O incidente aconteceu durante um temporal na última segunda-feira (3) quando uma árvore caiu e acertou duas crianças e duas monitoras do clube. As crianças são alunas do Colégio Nossa Senhora das Dores, em Itabira, e estavam no resort em comemoração do encerramento do 5º ano do Ensino Fundamental.

A diretora do colégio, Luciene Alvarenga, disse que as duas alunas estão em hospitais particulares e Rafaela Chaves passou por uma cirurgia na tarde de ontem no Hospital Vila da Serra em Nova Lima. A monitora Karolayne Maria Souza Silva, 21 anos, ganhou alta ontem do Hospital de Pronto Socorro João XXIII em Belo Horizonte, onde Thamires Batista continua internada em estado grave.

A outra criança, Ana Luiza Chaves Oliveira, 10 anos, que sofreu traumatismo cranioencefálico, foi transferida para o Hospital Materdei. “Conversei com a família pela manhã e ela deve passar por uma série de exames agora durante a tarde, mas nenhuma das equipes, do João XXIII e do Materdei, vê necessidade de cirurgia imediata, então ela continua em observação”, contou a diretora.

O Resort Tauá, em nota, afirmou que “a empresa continua oferecendo toda assistência necessária às vítimas e respectivas famílias”. De acordo com a assessoria do Grupo Tauá, a árvore estaria saudável e não apresentava risco, segundo informações preliminares.

A Polícia Civil de Minas Gerais informou que investigadores e peritos estiveram no Tauá para verificar as circunstâncias da queda da árvore.

Na parte da manhã, choveu bastante e os alunos brincaram em espaços cobertos.
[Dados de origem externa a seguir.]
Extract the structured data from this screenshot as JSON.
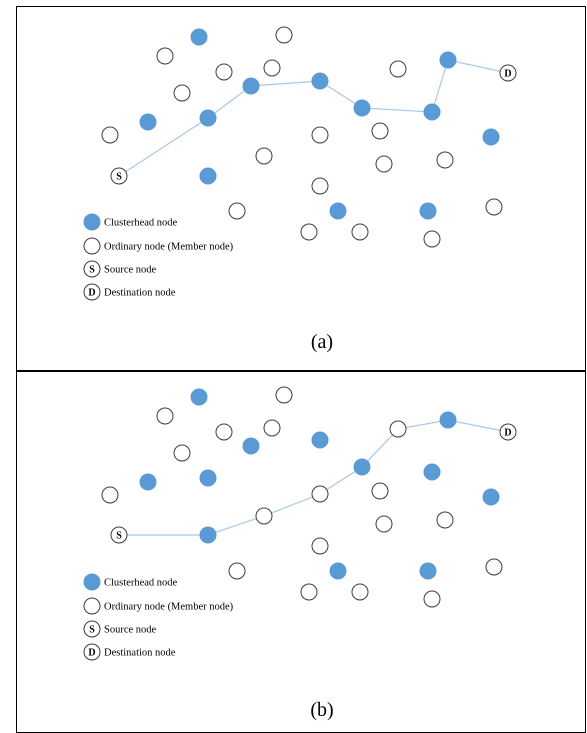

Quando a chuva deu uma trégua, eles foram brincar na área da piscina, acompanhados de quatro professoras e monitores do hotel. A árvore que caiu ficava ao lado da piscina. No momento, não chovia nem ventava, de acordo com a diretora Luciene Alvarenga.
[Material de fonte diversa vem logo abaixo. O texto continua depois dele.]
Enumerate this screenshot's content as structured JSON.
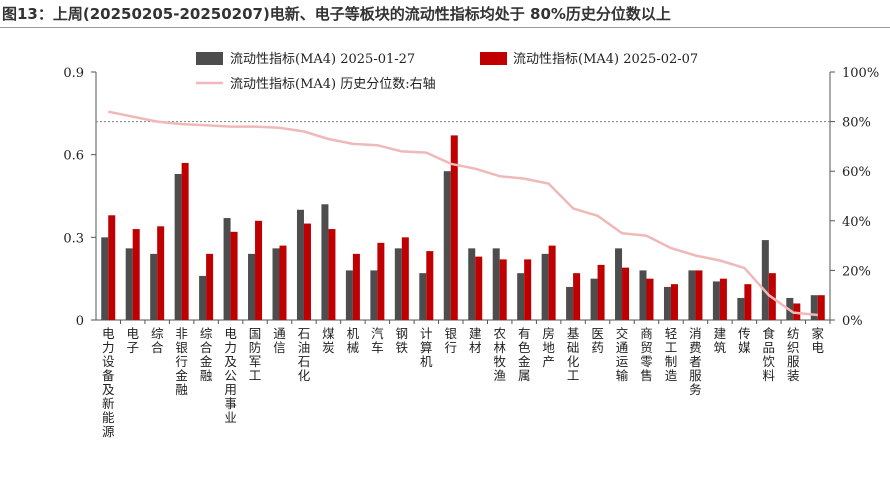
{
  "figure": {
    "title": "图13：上周(20250205-20250207)电新、电子等板块的流动性指标均处于 80%历史分位数以上"
  },
  "colors": {
    "series1": "#4d4d4d",
    "series2": "#c00000",
    "series3": "#f0b8b8",
    "threshold": "#808080",
    "axis": "#555555"
  },
  "chart_data": {
    "type": "bar",
    "categories": [
      "电力设备及新能源",
      "电子",
      "综合",
      "非银行金融",
      "综合金融",
      "电力及公用事业",
      "国防军工",
      "通信",
      "石油石化",
      "煤炭",
      "机械",
      "汽车",
      "钢铁",
      "计算机",
      "银行",
      "建材",
      "农林牧渔",
      "有色金属",
      "房地产",
      "基础化工",
      "医药",
      "交通运输",
      "商贸零售",
      "轻工制造",
      "消费者服务",
      "建筑",
      "传媒",
      "食品饮料",
      "纺织服装",
      "家电"
    ],
    "series": [
      {
        "name": "流动性指标(MA4) 2025-01-27",
        "type": "bar",
        "axis": "left",
        "values": [
          0.3,
          0.26,
          0.24,
          0.53,
          0.16,
          0.37,
          0.24,
          0.26,
          0.4,
          0.42,
          0.18,
          0.18,
          0.26,
          0.17,
          0.54,
          0.26,
          0.26,
          0.17,
          0.24,
          0.12,
          0.15,
          0.26,
          0.18,
          0.12,
          0.18,
          0.14,
          0.08,
          0.29,
          0.08,
          0.09
        ]
      },
      {
        "name": "流动性指标(MA4) 2025-02-07",
        "type": "bar",
        "axis": "left",
        "values": [
          0.38,
          0.33,
          0.34,
          0.57,
          0.24,
          0.32,
          0.36,
          0.27,
          0.35,
          0.33,
          0.24,
          0.28,
          0.3,
          0.25,
          0.67,
          0.23,
          0.22,
          0.22,
          0.27,
          0.17,
          0.2,
          0.19,
          0.15,
          0.13,
          0.18,
          0.15,
          0.13,
          0.17,
          0.06,
          0.09
        ]
      },
      {
        "name": "流动性指标(MA4) 历史分位数:右轴",
        "type": "line",
        "axis": "right",
        "values": [
          84,
          82,
          80,
          79,
          78.5,
          78,
          78,
          77.5,
          76,
          73,
          71,
          70.5,
          68,
          67.5,
          63,
          61,
          58,
          57,
          55,
          45,
          42,
          35,
          34,
          29,
          26,
          24,
          21,
          10,
          3,
          2
        ]
      }
    ],
    "y_left": {
      "lim": [
        0,
        0.9
      ],
      "ticks": [
        "0",
        "0.3",
        "0.6",
        "0.9"
      ]
    },
    "y_right": {
      "lim": [
        0,
        100
      ],
      "ticks": [
        "0%",
        "20%",
        "40%",
        "60%",
        "80%",
        "100%"
      ]
    },
    "reference_line": {
      "axis": "right",
      "value": 80
    },
    "grid": false,
    "legend_position": "top"
  }
}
“Fomos assistidos prontamente pela equipe do Tauá. A preocupação principal era com a aluna que tinha um sangramento na cabeça. O primeiro atendimento foi feito pelos funcionários e, depois, chegaram os bombeiros”, conta a diretora. “Fizemos os contatos com as famílias, uma funcionária da escola foi para Belo Horizonte com os pais e depois a psicóloga da escola também seguiu para a capital, para acompanhá-los”.